Maine Remodel Beats Passive House Standards
Remodeler Heather Thompson, supervisor Mark Pollard, and architect Rachel Conly were holding their breath as Harvey Johnson set up the blower door, connected the controls, and started the test. But it was high fives all around as the blower door told its tale: the three-bedroom, two bath house they had been remodeling all winter was blowing away their expectations (see Slideshow).
"I'm hoping for 1.0 ACH50," Pollard said privately before the test, "but I'm telling everyone we're aiming for 1.5." As the digital controller settled down, however, Pollard realized that the home's performance was far surpassing those guesses. At 50 pascals of depressurization, airflow through the door measured about 120 cubic feet per minute (CFM) — somewhere between 0.4 and 0.5 air changes per hour (ACH). The team wasn't trying to meet the Passive House standard in this project. But at least where airtightness is concerned, the project has surpassed not just the Passive House EnerPHit blower door target of 1.0 ACH50, but even the Passive House airtightness spec for new construction of 0.6 ACH50.
Architect Rachel Conly watches as Harvey Johnson adjusts the settings of the blower door control.
Rachel Conly and Ed Muennich find and seal air leaks.
After a few minutes of celebration, the crew set about chasing leaks, trying to drive the number even lower (see slideshow). Blower door tests serve at least two purposes: One is to quantify the home's leakiness, which is important not just to demonstrate compliance with codes or program standards, but also to verify that the building's heating and cooling loads won't overtax the specified equipment. Another purpose, however, is to enable crews to identify and plug any leaks, large or small. Chasing leaks during a blower-door test can help bring the building's energy performance into line with its mechanicals, especially if large leaks are identified. And it also enhances durability, by helping to eliminate situations where an air leak may expose moisture-sensitive materials to indoor or outdoor water vapor carried to a cold condensing surface on small currents of air.

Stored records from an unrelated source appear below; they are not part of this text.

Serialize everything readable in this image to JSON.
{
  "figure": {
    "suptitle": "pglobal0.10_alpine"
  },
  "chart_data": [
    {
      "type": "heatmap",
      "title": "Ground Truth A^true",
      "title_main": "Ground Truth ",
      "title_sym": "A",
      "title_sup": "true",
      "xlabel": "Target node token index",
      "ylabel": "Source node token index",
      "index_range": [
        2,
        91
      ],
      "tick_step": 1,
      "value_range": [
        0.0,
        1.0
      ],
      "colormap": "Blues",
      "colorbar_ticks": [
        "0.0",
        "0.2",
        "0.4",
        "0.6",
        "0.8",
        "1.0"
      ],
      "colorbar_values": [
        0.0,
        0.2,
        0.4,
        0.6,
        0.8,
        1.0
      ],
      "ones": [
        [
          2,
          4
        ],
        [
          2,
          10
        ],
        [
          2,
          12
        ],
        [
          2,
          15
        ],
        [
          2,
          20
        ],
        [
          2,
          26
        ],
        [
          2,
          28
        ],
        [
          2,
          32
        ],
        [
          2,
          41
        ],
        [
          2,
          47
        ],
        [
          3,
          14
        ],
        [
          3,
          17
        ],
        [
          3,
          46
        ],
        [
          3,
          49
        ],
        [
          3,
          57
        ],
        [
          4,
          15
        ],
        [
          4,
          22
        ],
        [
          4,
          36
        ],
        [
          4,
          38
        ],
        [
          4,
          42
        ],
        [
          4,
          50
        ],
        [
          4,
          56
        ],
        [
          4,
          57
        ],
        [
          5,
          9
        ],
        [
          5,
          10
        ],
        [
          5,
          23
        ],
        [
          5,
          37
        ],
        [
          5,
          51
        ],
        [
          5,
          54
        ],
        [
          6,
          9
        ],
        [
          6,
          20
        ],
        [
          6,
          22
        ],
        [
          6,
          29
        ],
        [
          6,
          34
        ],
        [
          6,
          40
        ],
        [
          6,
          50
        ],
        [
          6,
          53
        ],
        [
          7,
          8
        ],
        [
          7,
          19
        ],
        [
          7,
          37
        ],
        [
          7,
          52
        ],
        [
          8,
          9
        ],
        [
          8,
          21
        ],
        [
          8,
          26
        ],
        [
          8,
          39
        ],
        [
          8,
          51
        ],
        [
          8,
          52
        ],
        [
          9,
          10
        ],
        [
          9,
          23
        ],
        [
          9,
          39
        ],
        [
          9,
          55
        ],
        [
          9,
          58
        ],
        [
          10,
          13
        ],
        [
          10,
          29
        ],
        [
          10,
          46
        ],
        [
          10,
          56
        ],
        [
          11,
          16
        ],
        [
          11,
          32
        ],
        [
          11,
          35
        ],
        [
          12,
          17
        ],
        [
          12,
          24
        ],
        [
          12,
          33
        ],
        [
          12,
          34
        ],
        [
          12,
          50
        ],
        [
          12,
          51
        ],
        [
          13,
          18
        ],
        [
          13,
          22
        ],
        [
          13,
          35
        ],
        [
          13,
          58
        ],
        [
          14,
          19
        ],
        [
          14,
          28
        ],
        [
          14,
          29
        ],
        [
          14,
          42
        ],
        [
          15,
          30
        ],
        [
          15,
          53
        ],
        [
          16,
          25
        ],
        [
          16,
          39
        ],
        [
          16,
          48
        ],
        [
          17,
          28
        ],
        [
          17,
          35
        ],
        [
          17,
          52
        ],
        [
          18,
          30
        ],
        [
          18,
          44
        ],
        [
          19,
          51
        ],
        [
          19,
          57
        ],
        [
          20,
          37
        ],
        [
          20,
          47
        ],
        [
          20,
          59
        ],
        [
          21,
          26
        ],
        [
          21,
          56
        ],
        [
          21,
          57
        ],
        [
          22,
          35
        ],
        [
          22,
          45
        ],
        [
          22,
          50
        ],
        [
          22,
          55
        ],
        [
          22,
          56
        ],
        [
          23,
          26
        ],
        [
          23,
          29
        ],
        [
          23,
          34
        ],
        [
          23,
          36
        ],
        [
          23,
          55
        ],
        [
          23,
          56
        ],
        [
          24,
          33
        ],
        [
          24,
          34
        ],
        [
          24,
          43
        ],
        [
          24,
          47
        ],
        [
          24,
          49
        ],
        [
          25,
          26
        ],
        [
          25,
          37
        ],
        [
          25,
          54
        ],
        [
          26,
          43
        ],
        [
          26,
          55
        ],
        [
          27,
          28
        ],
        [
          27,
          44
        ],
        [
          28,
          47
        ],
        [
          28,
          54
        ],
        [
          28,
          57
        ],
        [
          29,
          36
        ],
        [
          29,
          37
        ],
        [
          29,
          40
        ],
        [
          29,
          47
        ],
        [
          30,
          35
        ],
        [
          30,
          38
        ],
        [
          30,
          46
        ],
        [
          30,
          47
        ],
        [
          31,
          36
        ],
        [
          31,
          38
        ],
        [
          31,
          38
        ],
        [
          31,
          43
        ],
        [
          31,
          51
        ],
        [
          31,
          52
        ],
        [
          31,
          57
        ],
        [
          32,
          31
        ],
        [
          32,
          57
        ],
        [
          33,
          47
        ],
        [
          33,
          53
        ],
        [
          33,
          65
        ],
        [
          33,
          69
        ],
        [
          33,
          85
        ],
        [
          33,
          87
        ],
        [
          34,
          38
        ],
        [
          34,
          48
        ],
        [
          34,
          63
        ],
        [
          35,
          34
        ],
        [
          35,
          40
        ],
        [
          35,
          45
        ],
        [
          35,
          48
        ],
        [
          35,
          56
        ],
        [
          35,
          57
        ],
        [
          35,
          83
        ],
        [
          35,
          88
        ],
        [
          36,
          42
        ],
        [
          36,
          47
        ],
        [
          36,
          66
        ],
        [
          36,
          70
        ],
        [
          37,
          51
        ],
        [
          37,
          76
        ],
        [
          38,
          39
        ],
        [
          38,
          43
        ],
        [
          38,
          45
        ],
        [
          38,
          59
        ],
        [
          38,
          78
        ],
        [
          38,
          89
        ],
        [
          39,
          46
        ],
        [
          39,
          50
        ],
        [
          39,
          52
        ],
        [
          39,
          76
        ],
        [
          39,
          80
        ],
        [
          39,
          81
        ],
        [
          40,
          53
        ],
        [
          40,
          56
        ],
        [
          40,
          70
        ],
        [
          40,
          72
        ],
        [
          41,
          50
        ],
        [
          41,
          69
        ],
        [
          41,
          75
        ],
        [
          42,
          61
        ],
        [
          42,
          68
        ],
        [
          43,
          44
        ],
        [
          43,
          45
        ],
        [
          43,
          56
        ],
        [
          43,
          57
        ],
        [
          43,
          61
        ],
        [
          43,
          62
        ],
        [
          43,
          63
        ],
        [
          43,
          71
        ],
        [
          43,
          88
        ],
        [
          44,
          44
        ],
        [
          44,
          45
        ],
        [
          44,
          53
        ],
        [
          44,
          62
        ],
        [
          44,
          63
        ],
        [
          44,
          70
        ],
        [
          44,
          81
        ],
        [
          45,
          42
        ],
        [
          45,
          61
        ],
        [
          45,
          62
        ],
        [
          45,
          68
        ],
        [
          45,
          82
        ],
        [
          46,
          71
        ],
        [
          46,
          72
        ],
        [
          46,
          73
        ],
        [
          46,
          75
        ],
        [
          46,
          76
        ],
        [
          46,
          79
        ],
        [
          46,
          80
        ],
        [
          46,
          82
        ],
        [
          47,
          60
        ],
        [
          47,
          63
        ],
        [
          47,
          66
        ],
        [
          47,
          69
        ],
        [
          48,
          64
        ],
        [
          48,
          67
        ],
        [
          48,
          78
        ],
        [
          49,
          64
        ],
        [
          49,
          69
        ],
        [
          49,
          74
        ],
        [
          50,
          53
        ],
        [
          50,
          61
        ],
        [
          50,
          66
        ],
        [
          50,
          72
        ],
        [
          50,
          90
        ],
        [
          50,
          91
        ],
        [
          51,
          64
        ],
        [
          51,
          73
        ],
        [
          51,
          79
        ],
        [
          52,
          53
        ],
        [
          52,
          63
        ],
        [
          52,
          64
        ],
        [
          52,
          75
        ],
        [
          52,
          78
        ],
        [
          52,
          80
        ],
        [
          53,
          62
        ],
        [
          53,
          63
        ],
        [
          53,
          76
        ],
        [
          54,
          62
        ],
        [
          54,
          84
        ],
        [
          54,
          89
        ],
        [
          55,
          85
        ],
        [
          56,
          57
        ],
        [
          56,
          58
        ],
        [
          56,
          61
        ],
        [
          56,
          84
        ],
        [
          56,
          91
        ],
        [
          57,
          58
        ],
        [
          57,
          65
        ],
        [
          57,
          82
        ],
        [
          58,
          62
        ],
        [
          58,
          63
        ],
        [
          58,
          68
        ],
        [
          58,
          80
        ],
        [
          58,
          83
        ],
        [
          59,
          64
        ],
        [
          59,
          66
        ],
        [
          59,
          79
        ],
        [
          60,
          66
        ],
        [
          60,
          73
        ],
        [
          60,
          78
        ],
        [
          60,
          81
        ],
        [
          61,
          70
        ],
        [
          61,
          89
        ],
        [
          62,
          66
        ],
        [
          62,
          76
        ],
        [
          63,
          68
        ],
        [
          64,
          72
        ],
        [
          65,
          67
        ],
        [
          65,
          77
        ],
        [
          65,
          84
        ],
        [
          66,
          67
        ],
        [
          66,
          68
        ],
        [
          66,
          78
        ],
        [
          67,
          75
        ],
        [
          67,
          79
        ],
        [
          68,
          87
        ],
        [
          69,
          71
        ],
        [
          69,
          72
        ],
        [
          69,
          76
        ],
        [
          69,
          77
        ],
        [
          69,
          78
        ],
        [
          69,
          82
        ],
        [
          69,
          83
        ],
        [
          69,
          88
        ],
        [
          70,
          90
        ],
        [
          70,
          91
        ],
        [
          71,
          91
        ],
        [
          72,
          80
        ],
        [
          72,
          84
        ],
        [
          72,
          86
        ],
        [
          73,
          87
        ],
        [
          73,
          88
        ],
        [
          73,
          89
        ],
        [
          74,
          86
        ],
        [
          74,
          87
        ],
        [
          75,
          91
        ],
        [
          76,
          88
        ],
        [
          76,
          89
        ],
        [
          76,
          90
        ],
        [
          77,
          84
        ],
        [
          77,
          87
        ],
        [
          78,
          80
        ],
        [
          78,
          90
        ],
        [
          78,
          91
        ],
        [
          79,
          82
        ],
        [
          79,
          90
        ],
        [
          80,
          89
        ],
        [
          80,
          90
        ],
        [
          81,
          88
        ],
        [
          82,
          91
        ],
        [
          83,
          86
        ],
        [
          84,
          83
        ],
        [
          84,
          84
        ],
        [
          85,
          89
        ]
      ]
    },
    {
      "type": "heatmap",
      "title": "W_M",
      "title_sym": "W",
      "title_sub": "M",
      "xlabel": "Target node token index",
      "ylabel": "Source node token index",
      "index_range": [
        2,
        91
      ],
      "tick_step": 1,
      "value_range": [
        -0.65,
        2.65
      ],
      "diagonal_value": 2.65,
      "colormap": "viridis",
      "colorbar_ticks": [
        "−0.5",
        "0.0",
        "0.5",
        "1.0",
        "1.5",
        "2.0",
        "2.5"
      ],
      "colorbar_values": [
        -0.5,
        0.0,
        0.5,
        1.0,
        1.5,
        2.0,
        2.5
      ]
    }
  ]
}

In this project, most of the leaks were tiny and hard to find. But the test did shine a light on a few problematic vulnerabilities in the building's air pressure boundary. The walls and the roof had no significant issues. But the basement floor, basement walls, and the intersection between the basement and the main house frame showed up as concerns.
The original house had been built with a masonry block foundation, set directly on soil with no footings. There was no basement slab — instead, rough irregular ledge formed the basement floor, bringing the ceiling height to around five feet at the rock out-cropping's highest point. In the remodel, Thompson Johnson had excavated under the perimeter block and installed concrete spread footings by trenching, forming, and placing just a few feet of footing at a time. Then they had placed a concrete slab in most of the basement, but not all of it — the estimated cost of excavating the ledge in the center of the basement proved too much for the budget, so the ledge remains in place in part of the basement, and the new slab terminates against this irregular bulge of stone.
Inside the block walls, masons repointed the walls and applied a cementitious parge. Then, the crew installed foil-faced polyiso insulation against the block, sealing the joints in the insulation with tape.
Even after all that work, the basement was not quite airtight. The irregular joint between the fresh slab and the existing ledge allows some soil gas into the room. And the parged masonry block walls, exposed to the outside air, are still porous. The taped foam on the basement walls is largely airtight; but with the blower door running, the crew was able to feel air seeping in at the top of the foam-faced walls, below the sill beam of the first floor frame. Pollard and his crew attacked that gap with canned foam sealant. The leakage around the slab will be addressed through the building's active radon control system: perforated pipe laid in coarse gravel, with an exhaust stack directed through an outside wall and equipped with a powered exhaust fan.
At the end of the test, point sealing had brought the blower door reading down to 112 CFM — easily low enough to surpass any standard in the market.